If you have diabetes...
Eat close to your regular schedule. "That's
especially important for diabetics," says Inyanga Mack, MD, assistant
professor of family and community medicine at Temple University School of
Medicine in Philadelphia.
Since meal service has been discontinued on most flights,
getting to the airport early leaves you time to eat before the flight. Also,
bring along healthy snacks to offset the risk of hypoglycemia, whether on the
road or in the air, she tells WebMD.
Wear an appropriate medical alert bracelet. Carry the
name of an emergency contact person and your primary care physician, Mack
suggests. Keep a list of your medications and doses, so someone can get access
to your medication in an emergency.
Take medications with you, not packed in luggage. Carry
a few days' supply of your medications. Then if luggage gets lost, or if you're
trapped in the airport or on the plane for extended periods, your health won't
be in jeopardy. Always eat and take medications according to your regular
schedule, even if everything else is in turmoil.

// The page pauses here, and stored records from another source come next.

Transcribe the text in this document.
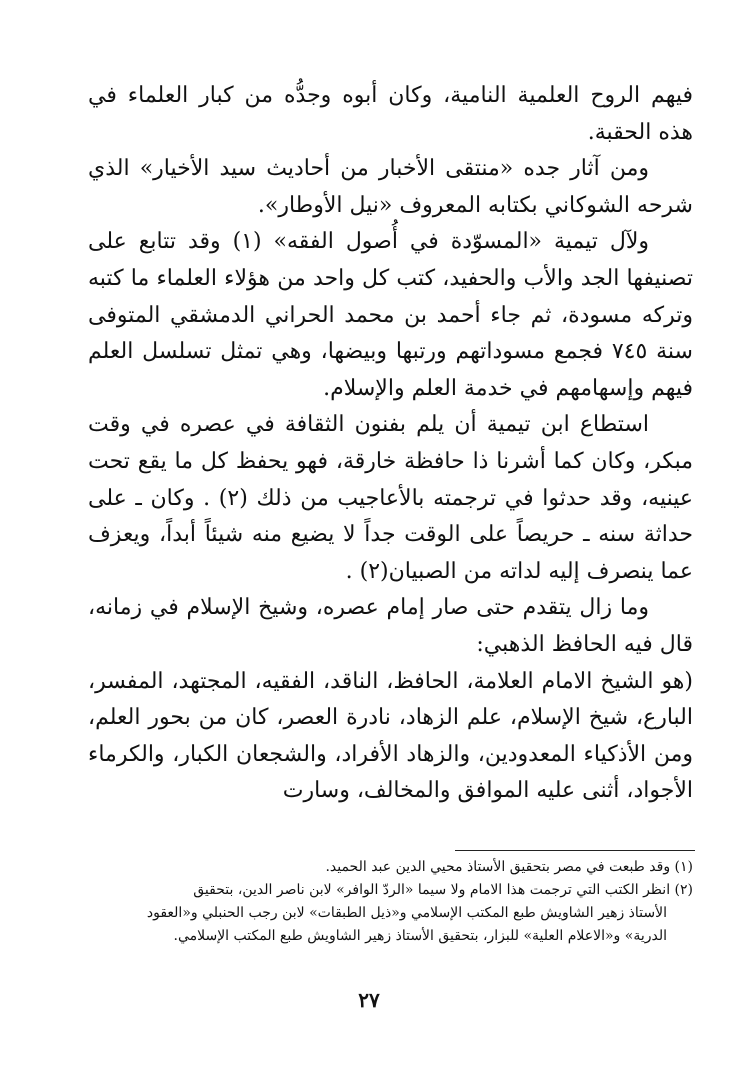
فيهم الروح العلمية النامية، وكان أبوه وجدُّه من كبار العلماء في هذه الحقبة.

ومن آثار جده «منتقى الأخبار من أحاديث سيد الأخيار» الذي شرحه الشوكاني بكتابه المعروف «نيل الأوطار».

ولآل تيمية «المسوّدة في أُصول الفقه» (١) وقد تتابع على تصنيفها الجد والأب والحفيد، كتب كل واحد من هؤلاء العلماء ما كتبه وتركه مسودة، ثم جاء أحمد بن محمد الحراني الدمشقي المتوفى سنة ٧٤٥ فجمع مسوداتهم ورتبها وبيضها، وهي تمثل تسلسل العلم فيهم وإسهامهم في خدمة العلم والإسلام.

استطاع ابن تيمية أن يلم بفنون الثقافة في عصره في وقت مبكر، وكان كما أشرنا ذا حافظة خارقة، فهو يحفظ كل ما يقع تحت عينيه، وقد حدثوا في ترجمته بالأعاجيب من ذلك (٢) . وكان ـ على حداثة سنه ـ حريصاً على الوقت جداً لا يضيع منه شيئاً أبداً، ويعزف عما ينصرف إليه لداته من الصبيان(٢) .

وما زال يتقدم حتى صار إمام عصره، وشيخ الإسلام في زمانه، قال فيه الحافظ الذهبي:

(هو الشيخ الامام العلامة، الحافظ، الناقد، الفقيه، المجتهد، المفسر، البارع، شيخ الإسلام، علم الزهاد، نادرة العصر، كان من بحور العلم، ومن الأذكياء المعدودين، والزهاد الأفراد، والشجعان الكبار، والكرماء الأجواد، أثنى عليه الموافق والمخالف، وسارت

(١) وقد طبعت في مصر بتحقيق الأستاذ محيي الدين عبد الحميد.

(٢) انظر الكتب التي ترجمت هذا الامام ولا سيما «الردّ الوافر» لابن ناصر الدين، بتحقيق

الأستاذ زهير الشاويش طبع المكتب الإسلامي و«ذيل الطبقات» لابن رجب الحنبلي و«العقود

الدرية» و«الاعلام العلية» للبزار، بتحقيق الأستاذ زهير الشاويش طبع المكتب الإسلامي.

٢٧
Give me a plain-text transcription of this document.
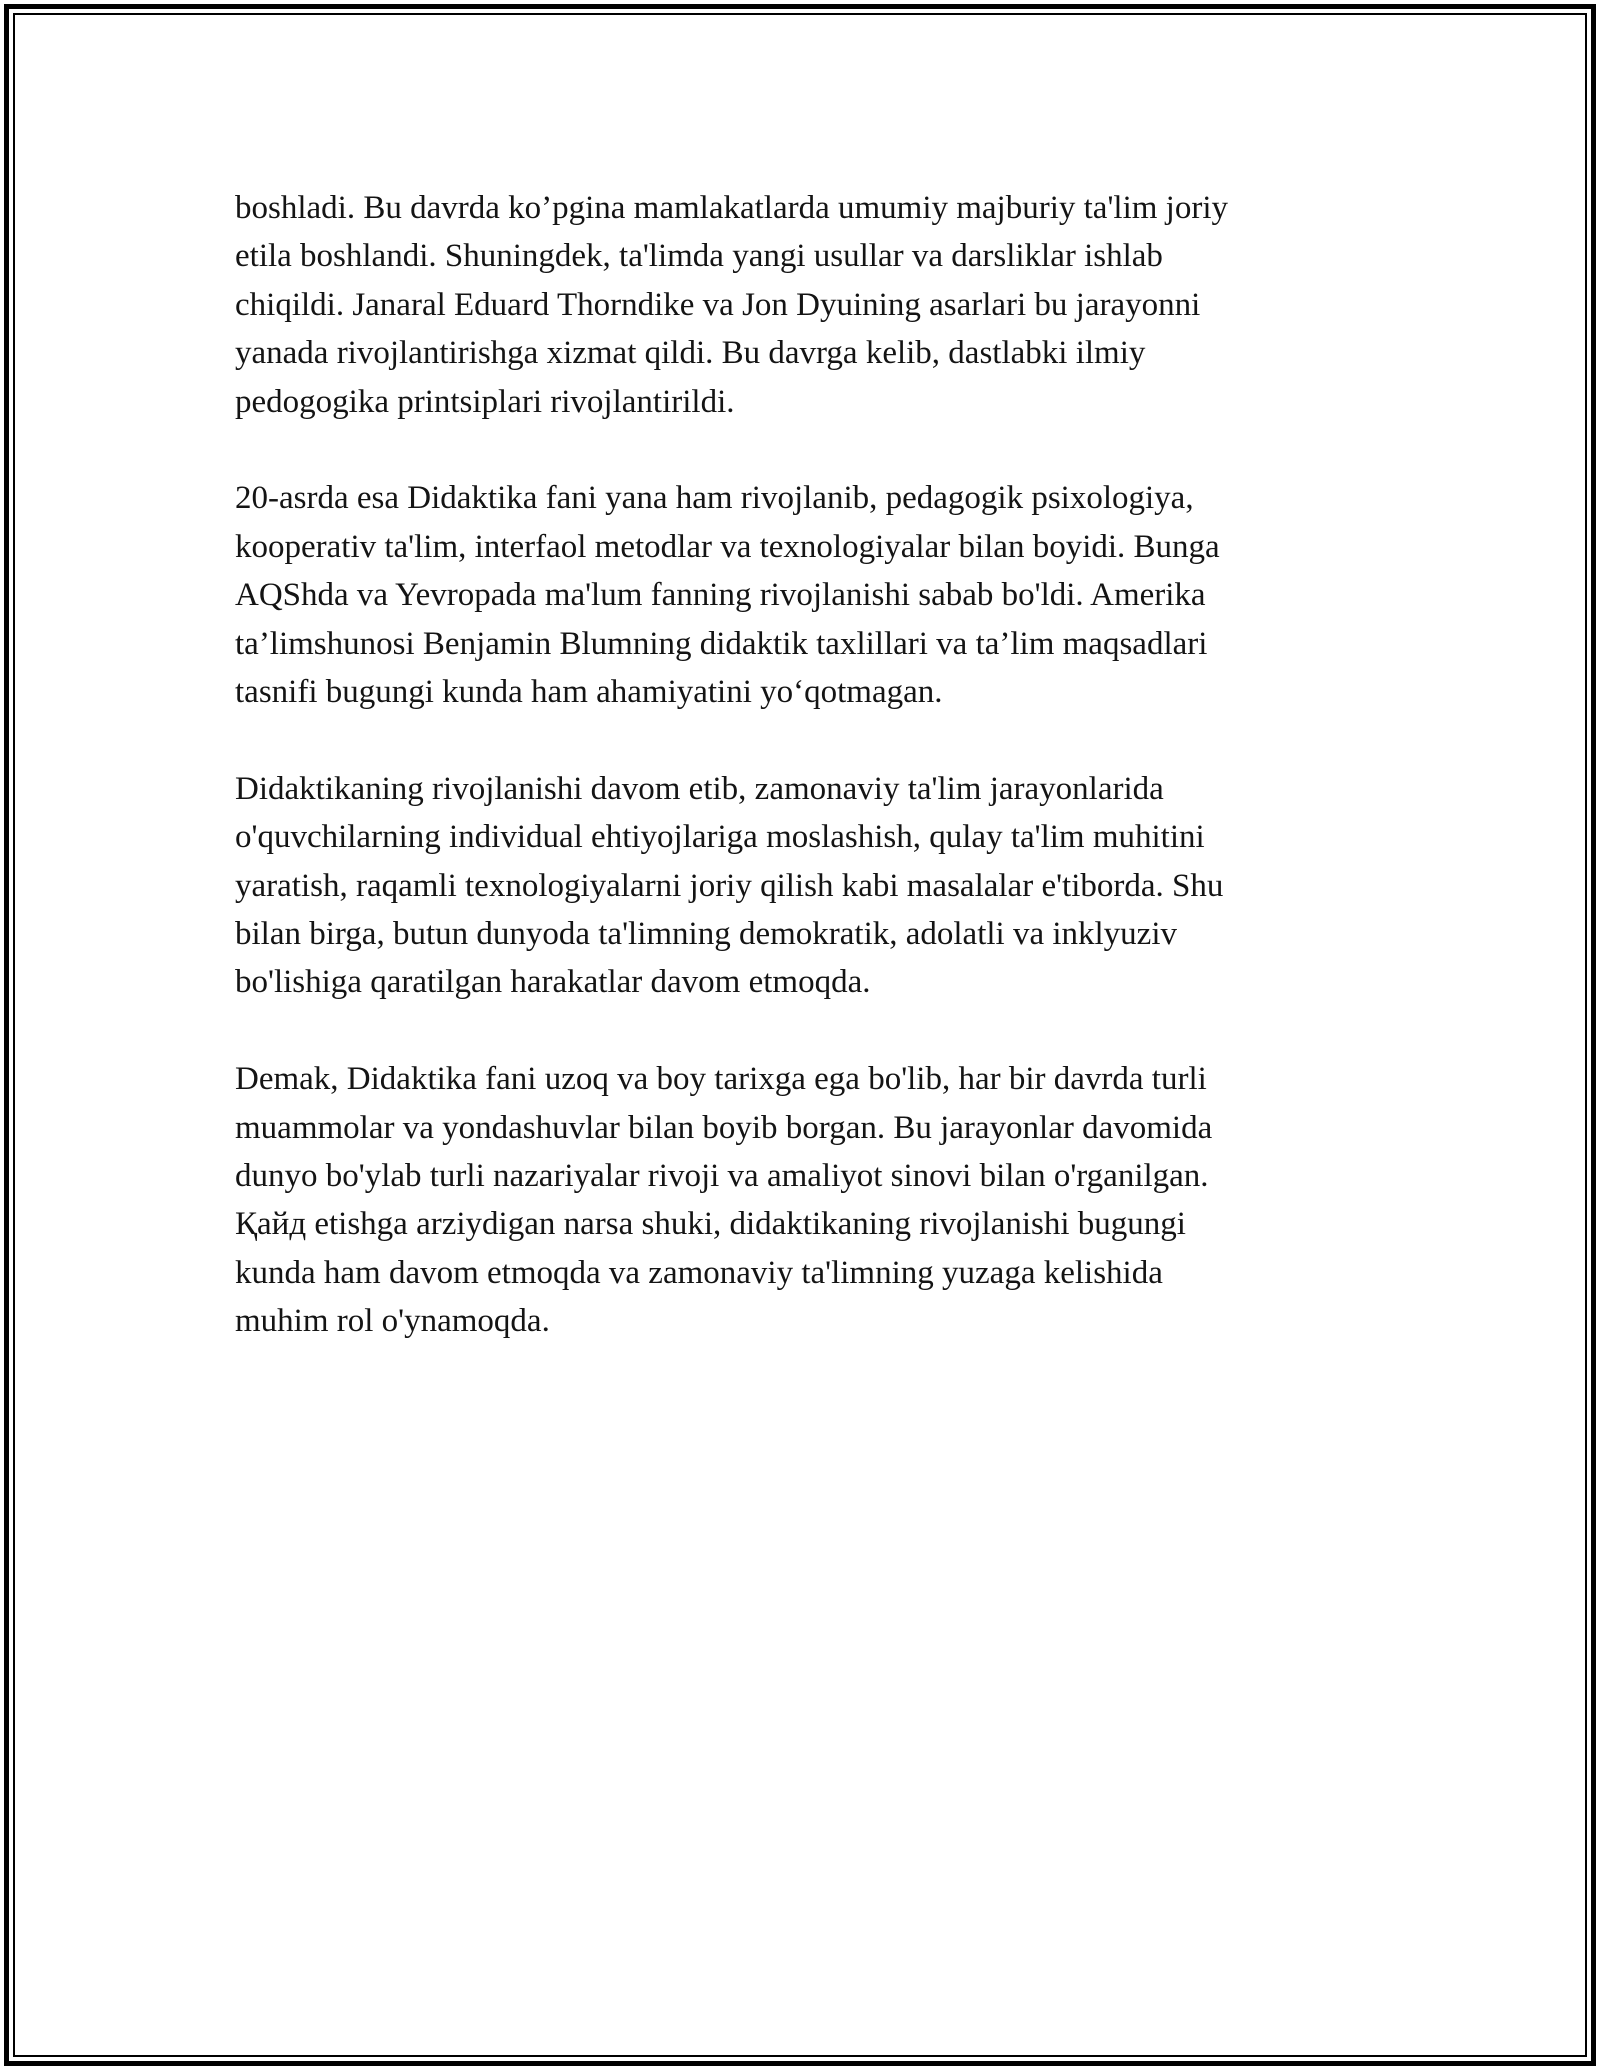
boshladi. Bu davrda ko’pgina mamlakatlarda umumiy majburiy ta'lim joriy
etila boshlandi. Shuningdek, ta'limda yangi usullar va darsliklar ishlab
chiqildi. Janaral Eduard Thorndike va Jon Dyuining asarlari bu jarayonni
yanada rivojlantirishga xizmat qildi. Bu davrga kelib, dastlabki ilmiy
pedogogika printsiplari rivojlantirildi.

20-asrda esa Didaktika fani yana ham rivojlanib, pedagogik psixologiya,
kooperativ ta'lim, interfaol metodlar va texnologiyalar bilan boyidi. Bunga
AQShda va Yevropada ma'lum fanning rivojlanishi sabab bo'ldi. Amerika
ta’limshunosi Benjamin Blumning didaktik taxlillari va ta’lim maqsadlari
tasnifi bugungi kunda ham ahamiyatini yo‘qotmagan.

Didaktikaning rivojlanishi davom etib, zamonaviy ta'lim jarayonlarida
o'quvchilarning individual ehtiyojlariga moslashish, qulay ta'lim muhitini
yaratish, raqamli texnologiyalarni joriy qilish kabi masalalar e'tiborda. Shu
bilan birga, butun dunyoda ta'limning demokratik, adolatli va inklyuziv
bo'lishiga qaratilgan harakatlar davom etmoqda.

Demak, Didaktika fani uzoq va boy tarixga ega bo'lib, har bir davrda turli
muammolar va yondashuvlar bilan boyib borgan. Bu jarayonlar davomida
dunyo bo'ylab turli nazariyalar rivoji va amaliyot sinovi bilan o'rganilgan.
Қайд etishga arziydigan narsa shuki, didaktikaning rivojlanishi bugungi
kunda ham davom etmoqda va zamonaviy ta'limning yuzaga kelishida
muhim rol o'ynamoqda.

Make sure medications are properly labeled. All
prescriptions must have the pharmaceutical label or professionally printed
label identifying the drug. If you are not permitted to board with your
medications and supplies, ask to speak with the airport's FAA representative or
the security director. You may even want to call ahead of time to be sure you
can get on board with what you need.
FAA requirements: Diabetic people carrying syringes and/or
needles must also carry the injectable medication. Diabetic people traveling in
the U.S. can bring syringes and other such equipment in carry-on bags, but
insulin vials must have a professional, printed medication label. Better yet,
keep insulin in its original box, since it has the pharmaceutical company
label. Needles must be capped. The glucose meter must have the manufacturer's
name on it. Injectable glucagon should also be in its original plastic kit with
the pre-printed pharmaceutical label.